Je surfais sur Facebook quand une photo de moi est apparue dans le fil d’actualité. La surprise m’a d’abord envahie puis elle a laissé place à la honte. Je ne sais pas comment ce cliché avait pu se retrouver sur les réseaux sociaux et surtout d’où il sortait. 3000 j’aime... Tout le bahut a dû la voir. J’ai survolé les commentaires. Et j’ai pris conscience de la méchanceté des gens. Je me disais qu’on allait l’oublier, que ça allait passer... comme d’habitude. J’ai refermé mon ordinateur et je suis allée me coucher.
***
Je me lève, les jambes tremblantes comme tous les matins depuis un mois. Je n’ose plus m’endormir le soir. Dès que je ferme un instant les yeux, des cauchemars horribles viennent me hanter. Alors je préfère endurer cette peur les yeux ouverts. Aujourd’hui encore, je vais devoir subir ce calvaire : les moqueries incessantes, les rires à mon intention et l’indifférence méprisante... Je me fixe dans ma glace. J’aimerais croire que c’est un des miroirs déformant de la fête foraine. Mais non, c’est bien moi, la même fille qu’il y a trois semaines... avec deux kilos en moins, les joues creuses et les yeux cernés... A part ces quelques détails c’est bien moi.
J’entre dans ma salle de bain, me maquille et m’habille. J’enfile un pull large et un jean slim. En me voyant comme ça, on pourrait croire que rien ne s’est passé. Je prends mon sac et sors.
Dehors il pleut à verse.

J’arrive au lycée, trempée de la tête aux pieds. Je n’arrive plus à supporter qu’on se retourne à mon passage, qu’on rigole de moi et que des injures fusent de toutes parts. Il y a un mois, j’aurais fait le trajet avec ma meilleure amie, on aurait rigolé, divagué sur nos sujets préférés puis mon copain m’aurait étreinte, tout le monde nous aurait observés, jaloux. Mais ce temps est révolu.
Je préfère me réfugier dans les toilettes loin de tout ça. Je m’assois dans un coin sombre et sors mon journal intime. Je relis les premières pages, celles remplies de joie de vivre, celles où je racontais ma vie d’adolescente tout à fait normale. Soudain trois garçons entrent. Je me fais la plus petite possible. Mais en vain car c’est moi qu’ils sont venus chercher et ils savaient où me trouver. Avant, je rigolais avec eux mais maintenant tout a changé.
Le plus grand s’agenouille devant moi : « Qu’est-ce que tu fais toute seule ? Tu veux qu’on te tienne compagnie ? » Je ne bouge pas. Je ne parle pas et baisse les yeux. Il me force à le regarder : «  Tu serais libre pour nous ? » Je ne saisis pas tout de suite le sens de sa question puis je repense à la cause de tous mes malheurs. Ce montage... Je sens au fond de moi que si je ne pars pas très vite ça va dégénérer. Je me lève et cours vers la porte. Je l’entends crier qu’il n’en a pas fini avec moi.
Mes larmes coulent le long de mes joues, brouillent ma vue et se mélangent avec la pluie. Je continue ma course et sors du lycée sans prêter attention au gardien. Je vais me blottir sous le saule pleureur du parc où je déverse tout mon désespoir. Mon téléphone ne cesse de vibrer. Je ne prends même plus la peine de lire les messages. Je connais à l’avance leurs contenus. Des gens qui me traitent de salope, de pute et j’en passe.
Les feuilles de l’arbre ne laissent pas passer la pluie. Elles forment comme une barrière autour de moi. Je me recroqueville et me laisse bercer par la sécurité protectrice qui m’entoure.

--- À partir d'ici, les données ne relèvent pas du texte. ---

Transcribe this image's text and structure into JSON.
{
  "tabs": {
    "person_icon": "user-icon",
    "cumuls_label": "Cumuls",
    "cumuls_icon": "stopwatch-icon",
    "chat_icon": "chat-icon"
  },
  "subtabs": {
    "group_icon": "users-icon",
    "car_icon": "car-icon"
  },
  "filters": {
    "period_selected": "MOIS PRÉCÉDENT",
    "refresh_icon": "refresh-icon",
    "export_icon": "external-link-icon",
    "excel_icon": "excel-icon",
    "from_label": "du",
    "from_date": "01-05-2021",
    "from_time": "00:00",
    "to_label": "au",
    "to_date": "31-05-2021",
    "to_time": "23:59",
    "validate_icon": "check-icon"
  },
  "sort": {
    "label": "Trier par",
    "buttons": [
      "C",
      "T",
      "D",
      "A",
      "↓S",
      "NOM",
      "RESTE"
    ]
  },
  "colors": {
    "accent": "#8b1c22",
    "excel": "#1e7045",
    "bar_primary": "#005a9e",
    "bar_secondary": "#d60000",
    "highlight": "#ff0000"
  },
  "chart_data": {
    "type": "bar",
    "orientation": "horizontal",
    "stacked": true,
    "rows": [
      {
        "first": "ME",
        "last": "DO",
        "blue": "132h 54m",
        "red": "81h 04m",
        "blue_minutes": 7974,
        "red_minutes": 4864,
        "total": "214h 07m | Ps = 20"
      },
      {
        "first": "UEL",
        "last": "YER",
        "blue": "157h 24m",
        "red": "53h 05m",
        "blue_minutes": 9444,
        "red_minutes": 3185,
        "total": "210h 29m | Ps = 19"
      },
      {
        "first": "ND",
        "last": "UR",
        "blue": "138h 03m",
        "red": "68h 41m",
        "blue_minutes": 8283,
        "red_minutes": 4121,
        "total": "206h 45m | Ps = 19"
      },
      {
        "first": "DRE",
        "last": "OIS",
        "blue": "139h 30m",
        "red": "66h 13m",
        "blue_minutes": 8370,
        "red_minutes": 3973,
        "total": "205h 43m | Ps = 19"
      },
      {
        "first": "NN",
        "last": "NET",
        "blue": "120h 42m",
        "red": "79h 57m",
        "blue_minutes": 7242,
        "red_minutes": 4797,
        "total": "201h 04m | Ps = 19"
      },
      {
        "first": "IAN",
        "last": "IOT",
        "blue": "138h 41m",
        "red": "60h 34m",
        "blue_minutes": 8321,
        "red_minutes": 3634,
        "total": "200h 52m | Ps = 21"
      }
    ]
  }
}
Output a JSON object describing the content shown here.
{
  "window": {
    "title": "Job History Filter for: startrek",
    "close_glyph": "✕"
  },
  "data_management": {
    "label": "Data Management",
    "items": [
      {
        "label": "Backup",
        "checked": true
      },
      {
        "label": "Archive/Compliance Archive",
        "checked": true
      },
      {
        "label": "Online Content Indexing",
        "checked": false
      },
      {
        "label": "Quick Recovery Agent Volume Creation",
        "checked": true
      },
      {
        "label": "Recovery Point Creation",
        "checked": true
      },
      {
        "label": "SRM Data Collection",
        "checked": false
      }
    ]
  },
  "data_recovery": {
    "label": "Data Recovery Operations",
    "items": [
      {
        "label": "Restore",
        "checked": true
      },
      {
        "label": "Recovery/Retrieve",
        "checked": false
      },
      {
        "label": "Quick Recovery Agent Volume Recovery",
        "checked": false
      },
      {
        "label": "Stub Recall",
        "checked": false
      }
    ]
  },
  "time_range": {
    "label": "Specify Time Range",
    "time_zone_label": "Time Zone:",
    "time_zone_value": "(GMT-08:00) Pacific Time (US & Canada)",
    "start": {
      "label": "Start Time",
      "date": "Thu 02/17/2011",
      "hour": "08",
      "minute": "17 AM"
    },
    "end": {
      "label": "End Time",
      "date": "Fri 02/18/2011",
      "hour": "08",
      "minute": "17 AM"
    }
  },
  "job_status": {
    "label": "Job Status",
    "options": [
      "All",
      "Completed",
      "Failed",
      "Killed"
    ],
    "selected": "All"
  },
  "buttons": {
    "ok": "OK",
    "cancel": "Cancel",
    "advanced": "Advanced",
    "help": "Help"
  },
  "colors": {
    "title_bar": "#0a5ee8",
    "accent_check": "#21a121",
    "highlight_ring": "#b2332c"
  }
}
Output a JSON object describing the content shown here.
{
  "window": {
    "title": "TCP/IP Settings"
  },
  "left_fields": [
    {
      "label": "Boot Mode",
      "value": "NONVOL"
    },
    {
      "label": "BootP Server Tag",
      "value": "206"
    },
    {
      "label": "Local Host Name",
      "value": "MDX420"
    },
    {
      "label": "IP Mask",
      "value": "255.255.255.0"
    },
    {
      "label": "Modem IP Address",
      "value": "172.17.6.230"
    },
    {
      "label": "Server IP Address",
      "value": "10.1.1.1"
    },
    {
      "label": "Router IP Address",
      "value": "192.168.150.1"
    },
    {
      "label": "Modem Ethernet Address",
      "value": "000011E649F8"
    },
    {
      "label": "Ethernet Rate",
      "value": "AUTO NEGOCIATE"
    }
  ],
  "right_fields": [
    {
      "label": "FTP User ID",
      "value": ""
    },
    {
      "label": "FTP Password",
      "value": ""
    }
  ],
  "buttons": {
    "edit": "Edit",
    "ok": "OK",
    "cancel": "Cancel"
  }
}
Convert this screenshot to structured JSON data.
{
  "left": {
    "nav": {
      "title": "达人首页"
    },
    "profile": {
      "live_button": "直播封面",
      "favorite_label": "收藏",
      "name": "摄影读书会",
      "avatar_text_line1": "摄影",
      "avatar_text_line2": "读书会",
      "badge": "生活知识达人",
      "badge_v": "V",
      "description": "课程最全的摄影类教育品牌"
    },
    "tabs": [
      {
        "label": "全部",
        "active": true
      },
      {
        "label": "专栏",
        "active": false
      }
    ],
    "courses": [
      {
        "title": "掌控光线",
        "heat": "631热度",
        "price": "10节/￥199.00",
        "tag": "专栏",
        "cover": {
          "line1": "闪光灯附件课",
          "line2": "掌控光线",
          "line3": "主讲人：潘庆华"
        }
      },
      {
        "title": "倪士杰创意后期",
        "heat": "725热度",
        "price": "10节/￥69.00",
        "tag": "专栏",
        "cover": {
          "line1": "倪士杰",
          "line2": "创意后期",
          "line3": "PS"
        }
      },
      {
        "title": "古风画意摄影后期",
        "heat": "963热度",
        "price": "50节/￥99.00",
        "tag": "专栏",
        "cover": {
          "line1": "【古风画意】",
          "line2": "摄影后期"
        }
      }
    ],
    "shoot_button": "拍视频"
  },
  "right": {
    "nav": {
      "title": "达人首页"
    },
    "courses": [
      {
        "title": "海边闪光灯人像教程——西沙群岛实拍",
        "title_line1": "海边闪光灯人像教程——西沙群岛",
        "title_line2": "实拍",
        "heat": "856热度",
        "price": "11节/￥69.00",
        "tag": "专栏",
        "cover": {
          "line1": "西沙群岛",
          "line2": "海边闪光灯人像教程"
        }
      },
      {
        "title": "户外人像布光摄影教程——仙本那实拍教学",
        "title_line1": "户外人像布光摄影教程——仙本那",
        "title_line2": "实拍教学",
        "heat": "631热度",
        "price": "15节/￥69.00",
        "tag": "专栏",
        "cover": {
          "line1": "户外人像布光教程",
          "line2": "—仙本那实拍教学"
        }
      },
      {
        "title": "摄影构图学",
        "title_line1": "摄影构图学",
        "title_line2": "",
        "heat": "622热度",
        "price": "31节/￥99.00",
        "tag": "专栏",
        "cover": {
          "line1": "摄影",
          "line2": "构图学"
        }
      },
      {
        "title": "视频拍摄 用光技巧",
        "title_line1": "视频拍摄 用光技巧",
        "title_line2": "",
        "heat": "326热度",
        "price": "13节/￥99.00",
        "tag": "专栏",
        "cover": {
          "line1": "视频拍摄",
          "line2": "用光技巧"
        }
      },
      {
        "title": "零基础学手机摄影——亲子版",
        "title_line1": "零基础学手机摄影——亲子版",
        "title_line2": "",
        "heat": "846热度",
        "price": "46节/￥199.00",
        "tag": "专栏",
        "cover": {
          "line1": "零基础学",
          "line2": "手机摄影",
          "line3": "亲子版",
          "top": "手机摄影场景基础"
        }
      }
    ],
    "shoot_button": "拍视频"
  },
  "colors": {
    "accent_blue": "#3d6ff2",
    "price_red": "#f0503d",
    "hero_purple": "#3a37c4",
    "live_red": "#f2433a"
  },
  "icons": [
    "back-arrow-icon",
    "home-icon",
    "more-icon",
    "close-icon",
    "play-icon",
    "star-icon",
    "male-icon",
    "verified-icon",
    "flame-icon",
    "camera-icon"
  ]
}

J’aimerais pouvoir en parler avec mes parents. Mais ils ne voient pas que je vais mal. Ils sont dans leur petit monde où tout va bien. L’idée que j’aille mal ne leur traverserait même pas l’esprit. Ils sont aveuglés par leur égoïsme. Mes parents semblent ne plus savoir que j’existe. Je ne peux plus compter sur mes amis et mon copain ne l’est plus vraiment. Qui me reste-t-il pour me confier, pour m’aider à porter ce fardeau ? Je pense parfois à aller voir une psychologue mais rien que l’idée de m’asseoir devant une personne inconnue pour lui raconter ma vie ne me plait pas. Je suis perdue. Enfermée dans ma douleur sans une once de lumière pour m’en tirer.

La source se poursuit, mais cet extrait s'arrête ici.